Presentation by A. Ciarlo at SPIE-OTOM, San Diego, 23 August 2026

Illustration of three different experiments autonomously performed by the SmartTrap system: DNA pulling experiments (top), red blood cell stretching (bottom left), and particle-particle interaction measurements (bottom right). (Image by M. Selin.)

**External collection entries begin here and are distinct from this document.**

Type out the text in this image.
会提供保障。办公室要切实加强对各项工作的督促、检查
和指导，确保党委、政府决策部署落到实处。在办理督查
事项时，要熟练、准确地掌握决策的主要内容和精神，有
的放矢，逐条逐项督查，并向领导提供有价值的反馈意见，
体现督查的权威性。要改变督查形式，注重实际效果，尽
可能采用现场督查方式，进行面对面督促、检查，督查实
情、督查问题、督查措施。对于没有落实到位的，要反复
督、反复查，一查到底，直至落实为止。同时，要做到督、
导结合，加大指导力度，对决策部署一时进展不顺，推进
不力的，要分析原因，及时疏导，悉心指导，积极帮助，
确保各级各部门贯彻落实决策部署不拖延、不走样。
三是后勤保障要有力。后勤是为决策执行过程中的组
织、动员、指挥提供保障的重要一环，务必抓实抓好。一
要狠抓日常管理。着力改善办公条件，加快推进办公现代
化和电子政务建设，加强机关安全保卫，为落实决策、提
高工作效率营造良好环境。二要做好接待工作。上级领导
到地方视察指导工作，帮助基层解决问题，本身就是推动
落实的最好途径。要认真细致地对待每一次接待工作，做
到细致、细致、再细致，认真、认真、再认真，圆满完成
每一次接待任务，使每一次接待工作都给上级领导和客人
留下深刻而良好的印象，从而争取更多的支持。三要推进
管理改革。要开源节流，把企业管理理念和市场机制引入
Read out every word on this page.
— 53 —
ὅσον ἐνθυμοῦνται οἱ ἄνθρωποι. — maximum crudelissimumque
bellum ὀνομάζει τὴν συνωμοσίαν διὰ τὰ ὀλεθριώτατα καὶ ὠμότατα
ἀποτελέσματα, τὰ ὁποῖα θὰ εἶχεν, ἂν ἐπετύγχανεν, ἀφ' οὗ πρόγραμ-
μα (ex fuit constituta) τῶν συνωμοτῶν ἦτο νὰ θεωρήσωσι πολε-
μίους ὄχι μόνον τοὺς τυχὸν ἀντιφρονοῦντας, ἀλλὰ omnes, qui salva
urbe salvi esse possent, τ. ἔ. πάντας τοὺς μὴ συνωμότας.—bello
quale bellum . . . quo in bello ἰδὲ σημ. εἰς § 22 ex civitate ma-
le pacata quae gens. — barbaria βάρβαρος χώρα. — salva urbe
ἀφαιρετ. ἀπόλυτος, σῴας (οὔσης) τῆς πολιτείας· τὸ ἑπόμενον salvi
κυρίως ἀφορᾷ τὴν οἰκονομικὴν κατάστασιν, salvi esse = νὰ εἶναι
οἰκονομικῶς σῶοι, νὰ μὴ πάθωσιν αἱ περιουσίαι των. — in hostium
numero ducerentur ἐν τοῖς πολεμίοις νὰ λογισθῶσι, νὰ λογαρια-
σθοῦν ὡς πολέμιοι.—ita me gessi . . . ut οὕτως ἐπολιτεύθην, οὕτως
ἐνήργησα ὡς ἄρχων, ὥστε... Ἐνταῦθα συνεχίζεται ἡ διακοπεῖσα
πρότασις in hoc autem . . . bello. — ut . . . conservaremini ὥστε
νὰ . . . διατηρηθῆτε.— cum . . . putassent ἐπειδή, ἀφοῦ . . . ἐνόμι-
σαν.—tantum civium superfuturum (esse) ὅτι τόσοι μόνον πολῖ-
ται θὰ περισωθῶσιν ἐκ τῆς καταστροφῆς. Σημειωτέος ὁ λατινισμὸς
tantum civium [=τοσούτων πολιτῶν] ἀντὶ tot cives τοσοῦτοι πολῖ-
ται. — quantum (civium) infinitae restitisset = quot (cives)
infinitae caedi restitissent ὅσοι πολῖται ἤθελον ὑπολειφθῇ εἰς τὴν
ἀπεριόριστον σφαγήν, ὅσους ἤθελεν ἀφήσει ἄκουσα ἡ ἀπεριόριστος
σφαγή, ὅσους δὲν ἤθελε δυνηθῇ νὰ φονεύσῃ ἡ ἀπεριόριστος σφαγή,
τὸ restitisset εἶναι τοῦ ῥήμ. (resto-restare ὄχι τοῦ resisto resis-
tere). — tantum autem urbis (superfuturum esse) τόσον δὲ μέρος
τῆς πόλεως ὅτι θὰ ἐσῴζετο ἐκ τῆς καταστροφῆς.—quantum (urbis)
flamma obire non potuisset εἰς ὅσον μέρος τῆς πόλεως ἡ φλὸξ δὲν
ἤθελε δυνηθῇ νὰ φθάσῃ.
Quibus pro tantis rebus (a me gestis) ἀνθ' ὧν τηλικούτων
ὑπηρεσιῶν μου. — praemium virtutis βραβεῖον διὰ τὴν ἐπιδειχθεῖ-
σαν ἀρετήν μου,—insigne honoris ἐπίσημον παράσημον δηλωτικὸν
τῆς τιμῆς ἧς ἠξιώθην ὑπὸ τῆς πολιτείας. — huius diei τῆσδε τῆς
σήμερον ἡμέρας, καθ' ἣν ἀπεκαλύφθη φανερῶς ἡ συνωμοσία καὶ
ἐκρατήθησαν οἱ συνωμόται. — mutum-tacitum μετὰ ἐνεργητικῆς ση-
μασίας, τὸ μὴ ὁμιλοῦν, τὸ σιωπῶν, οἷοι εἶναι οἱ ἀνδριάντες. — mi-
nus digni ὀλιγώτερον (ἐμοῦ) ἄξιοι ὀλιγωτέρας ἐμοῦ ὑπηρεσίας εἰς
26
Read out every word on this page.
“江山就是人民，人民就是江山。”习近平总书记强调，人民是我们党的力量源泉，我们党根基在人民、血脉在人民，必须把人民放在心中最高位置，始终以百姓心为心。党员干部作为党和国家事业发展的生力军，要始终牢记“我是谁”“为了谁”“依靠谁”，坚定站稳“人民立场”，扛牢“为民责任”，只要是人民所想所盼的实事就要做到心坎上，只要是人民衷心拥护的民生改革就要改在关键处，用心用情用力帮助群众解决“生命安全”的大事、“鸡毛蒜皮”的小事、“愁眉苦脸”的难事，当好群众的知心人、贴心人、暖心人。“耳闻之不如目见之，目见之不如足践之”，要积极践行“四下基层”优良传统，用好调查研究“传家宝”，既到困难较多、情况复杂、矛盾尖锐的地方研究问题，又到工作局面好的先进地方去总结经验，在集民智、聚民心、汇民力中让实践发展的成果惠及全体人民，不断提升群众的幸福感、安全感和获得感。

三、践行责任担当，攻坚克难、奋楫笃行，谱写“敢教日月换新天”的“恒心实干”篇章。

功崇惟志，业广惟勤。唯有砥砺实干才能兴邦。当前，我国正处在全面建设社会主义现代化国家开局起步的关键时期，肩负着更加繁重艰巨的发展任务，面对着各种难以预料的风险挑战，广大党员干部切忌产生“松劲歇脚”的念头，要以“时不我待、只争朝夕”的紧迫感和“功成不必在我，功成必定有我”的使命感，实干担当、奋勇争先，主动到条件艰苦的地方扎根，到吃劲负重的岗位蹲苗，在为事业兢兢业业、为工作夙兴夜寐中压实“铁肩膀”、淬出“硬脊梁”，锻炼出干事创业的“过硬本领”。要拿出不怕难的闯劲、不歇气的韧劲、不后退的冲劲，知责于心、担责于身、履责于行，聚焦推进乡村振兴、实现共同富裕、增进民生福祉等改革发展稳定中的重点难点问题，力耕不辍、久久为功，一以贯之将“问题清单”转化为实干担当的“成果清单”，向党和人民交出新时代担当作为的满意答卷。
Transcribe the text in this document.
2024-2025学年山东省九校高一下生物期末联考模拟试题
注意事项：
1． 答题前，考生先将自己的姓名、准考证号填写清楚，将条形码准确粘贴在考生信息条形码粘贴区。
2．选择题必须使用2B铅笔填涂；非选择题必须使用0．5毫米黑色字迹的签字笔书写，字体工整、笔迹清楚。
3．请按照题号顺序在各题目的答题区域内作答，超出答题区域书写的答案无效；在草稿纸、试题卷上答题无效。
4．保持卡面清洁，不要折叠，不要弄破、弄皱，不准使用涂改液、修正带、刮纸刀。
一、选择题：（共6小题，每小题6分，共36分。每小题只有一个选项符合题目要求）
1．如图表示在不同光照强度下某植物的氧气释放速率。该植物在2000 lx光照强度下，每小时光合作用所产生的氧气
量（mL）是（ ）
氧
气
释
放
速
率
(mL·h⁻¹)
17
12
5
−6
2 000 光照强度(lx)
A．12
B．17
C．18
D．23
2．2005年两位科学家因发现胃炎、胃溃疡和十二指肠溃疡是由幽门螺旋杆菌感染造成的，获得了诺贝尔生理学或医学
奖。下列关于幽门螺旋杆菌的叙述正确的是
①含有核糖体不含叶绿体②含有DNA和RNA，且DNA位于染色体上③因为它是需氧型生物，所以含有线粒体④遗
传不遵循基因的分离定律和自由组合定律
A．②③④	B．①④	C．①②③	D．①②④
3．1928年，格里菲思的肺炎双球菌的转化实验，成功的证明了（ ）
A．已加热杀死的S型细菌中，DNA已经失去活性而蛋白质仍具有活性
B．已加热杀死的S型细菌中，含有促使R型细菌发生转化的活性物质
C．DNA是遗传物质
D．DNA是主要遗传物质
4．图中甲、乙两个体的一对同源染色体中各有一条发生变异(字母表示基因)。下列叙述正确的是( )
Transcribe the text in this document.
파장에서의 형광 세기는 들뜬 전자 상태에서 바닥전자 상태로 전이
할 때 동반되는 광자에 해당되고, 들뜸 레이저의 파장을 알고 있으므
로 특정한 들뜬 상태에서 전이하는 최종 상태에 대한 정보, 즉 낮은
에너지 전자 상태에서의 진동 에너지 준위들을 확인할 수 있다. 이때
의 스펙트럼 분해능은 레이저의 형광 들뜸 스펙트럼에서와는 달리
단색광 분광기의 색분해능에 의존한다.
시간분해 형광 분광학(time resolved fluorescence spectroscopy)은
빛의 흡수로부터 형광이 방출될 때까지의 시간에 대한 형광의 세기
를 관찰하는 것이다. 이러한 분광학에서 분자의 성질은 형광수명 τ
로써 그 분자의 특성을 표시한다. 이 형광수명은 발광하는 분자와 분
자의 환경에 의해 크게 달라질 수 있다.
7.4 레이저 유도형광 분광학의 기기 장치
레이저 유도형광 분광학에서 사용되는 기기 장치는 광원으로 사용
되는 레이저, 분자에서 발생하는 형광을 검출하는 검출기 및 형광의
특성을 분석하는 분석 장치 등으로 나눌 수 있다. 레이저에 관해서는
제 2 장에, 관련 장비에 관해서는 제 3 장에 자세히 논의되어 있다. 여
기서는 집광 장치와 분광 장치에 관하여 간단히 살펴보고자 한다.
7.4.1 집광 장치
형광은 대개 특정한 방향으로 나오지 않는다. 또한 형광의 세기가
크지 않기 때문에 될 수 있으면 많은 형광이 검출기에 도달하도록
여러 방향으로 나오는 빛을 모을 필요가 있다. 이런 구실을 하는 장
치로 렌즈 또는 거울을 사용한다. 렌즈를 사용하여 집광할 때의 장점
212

SmartTrap: high-throughput optical tweezers via real-time adaptive control
Antonio Ciarlo, Martin Selin, Giuseppe Pesce, Lars Bengtsson, Joan Camunas-Soler, Vinoth Sundar Rajan, Fredrik Westerlund, L. Marcus Wilhelmsson, Isabel Pastor, Felix Ritort, Steven B. Smith, Carlos Bustamante, Giovanni Volpe
Date: 23 August 2026
Time: 4:55 PM – 5:10 PM PDT
Place: Conv. Ctr. Room 5B

We present SmartTrap, a fully autonomous optical tweezers platform that automates optical trapping experiments. SmartTrap uses deep learning–based 3D particle tracking, adaptive feedback control, and automated microfluidics to perform complete force spectroscopy and manipulation protocols without human intervention. Once initialized, the system operates continuously, autonomously handling trapping, molecular attachment, force application, data acquisition, and bead replacement. We demonstrate its capabilities using automated λ-DNA pulling experiments, which enable high-throughput force-extension and kinetic measurements. These capabilities are implemented using fully open-source control and analysis software with user-friendly interfaces, facilitating adaptation to existing optical tweezers setups and experimental workflows. SmartTrap is a flexible, general-purpose platform for automated optical trapping experiments in biomolecular, colloidal, and cellular systems.